On the flight here aboard Air Force One, Obama campaign spokeswoman Jen Psaki had questioned whether the Romney campaign should be “throwing stones from their glass house.”
Obama then made the subtle link to George W. Bush, whose name went unmentioned in the attack on Romney.
“He’s not talking about ‘big change,’” Obama said, knocking the phrase Romney’s been using on the stump in recent days. “All he’s offering is a big rerun of the same policies that created so much hardship for so many Americans.”
Obama continued the attack he and his campaign have been making since Indiana GOP Senate candidate Richard Mourdock said Tuesday that a pregnancy resulting from rape was the intention of god.
“We know we’re better off when politicians in Washington aren’t allowed to make decisions about health care that women are perfectly capable of making themselves,” Obama said.
That theme came up throughout the visit: When Obama at the Teamsters hall omitted to mention women’s rights in a litany of reasons to be worried about a Romney administration, a person in the crowd shouted it out and he quickly added it in.
And at the rally, that was the crux of Sen.
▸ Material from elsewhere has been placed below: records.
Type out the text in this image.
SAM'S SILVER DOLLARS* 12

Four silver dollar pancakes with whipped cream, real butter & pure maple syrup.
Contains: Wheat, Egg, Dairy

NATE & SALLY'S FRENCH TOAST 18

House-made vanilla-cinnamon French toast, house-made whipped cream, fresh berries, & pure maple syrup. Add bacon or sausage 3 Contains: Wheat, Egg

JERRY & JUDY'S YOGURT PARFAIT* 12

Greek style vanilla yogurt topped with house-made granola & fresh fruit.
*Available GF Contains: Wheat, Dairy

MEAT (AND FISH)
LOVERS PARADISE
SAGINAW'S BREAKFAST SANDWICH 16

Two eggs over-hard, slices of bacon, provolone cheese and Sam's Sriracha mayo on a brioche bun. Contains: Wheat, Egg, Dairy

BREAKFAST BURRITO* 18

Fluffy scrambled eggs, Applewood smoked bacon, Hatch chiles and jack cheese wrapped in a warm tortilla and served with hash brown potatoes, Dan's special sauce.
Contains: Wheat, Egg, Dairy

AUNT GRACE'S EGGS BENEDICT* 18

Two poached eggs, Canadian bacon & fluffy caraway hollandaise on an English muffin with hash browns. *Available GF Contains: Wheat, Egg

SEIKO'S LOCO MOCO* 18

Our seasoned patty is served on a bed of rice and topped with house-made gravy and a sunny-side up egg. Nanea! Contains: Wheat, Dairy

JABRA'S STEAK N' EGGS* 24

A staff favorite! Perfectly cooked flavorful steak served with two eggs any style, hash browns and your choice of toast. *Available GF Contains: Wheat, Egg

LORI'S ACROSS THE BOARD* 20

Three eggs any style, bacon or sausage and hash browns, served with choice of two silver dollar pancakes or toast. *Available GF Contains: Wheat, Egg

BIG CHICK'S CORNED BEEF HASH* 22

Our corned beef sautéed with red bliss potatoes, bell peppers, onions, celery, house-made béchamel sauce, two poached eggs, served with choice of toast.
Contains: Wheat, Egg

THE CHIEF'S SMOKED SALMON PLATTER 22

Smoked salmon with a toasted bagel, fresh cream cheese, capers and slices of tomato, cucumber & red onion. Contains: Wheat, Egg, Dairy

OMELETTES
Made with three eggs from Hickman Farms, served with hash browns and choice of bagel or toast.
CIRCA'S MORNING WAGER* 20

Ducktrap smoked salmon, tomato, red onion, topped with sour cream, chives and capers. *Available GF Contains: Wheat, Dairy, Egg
Jeanne Shaheen’s warm-up speech.
“It’s clear that women of New Hampshire can’t trust Mitt Romney,” said Sen. Jeanne Shaheen. “We’ll keep our rights, we’ll keep our health care and we’ll keep our president.”
Afterward, as Obama was still working the crowd, Shaheen laid out the stakes.
“If Mitt Romney is going to win any battleground state, it ought to be New Hampshire—because he has a home here, because he was governor in Massachusetts, Shaheen told POLITICO. “And the fact that the president is still beating him here I think is a very good and important sign: it shows that people understand the choices.”
Shaheen, who served as governor before being elected to the Senate, said the canvassing and field operation is “the best I’ve ever seen in New Hampshire.”
“I was here in 2000, when New Hampshire’s four votes would have made the election for Al Gore,” she said. “So that’s why we’re not taking anything for granted.”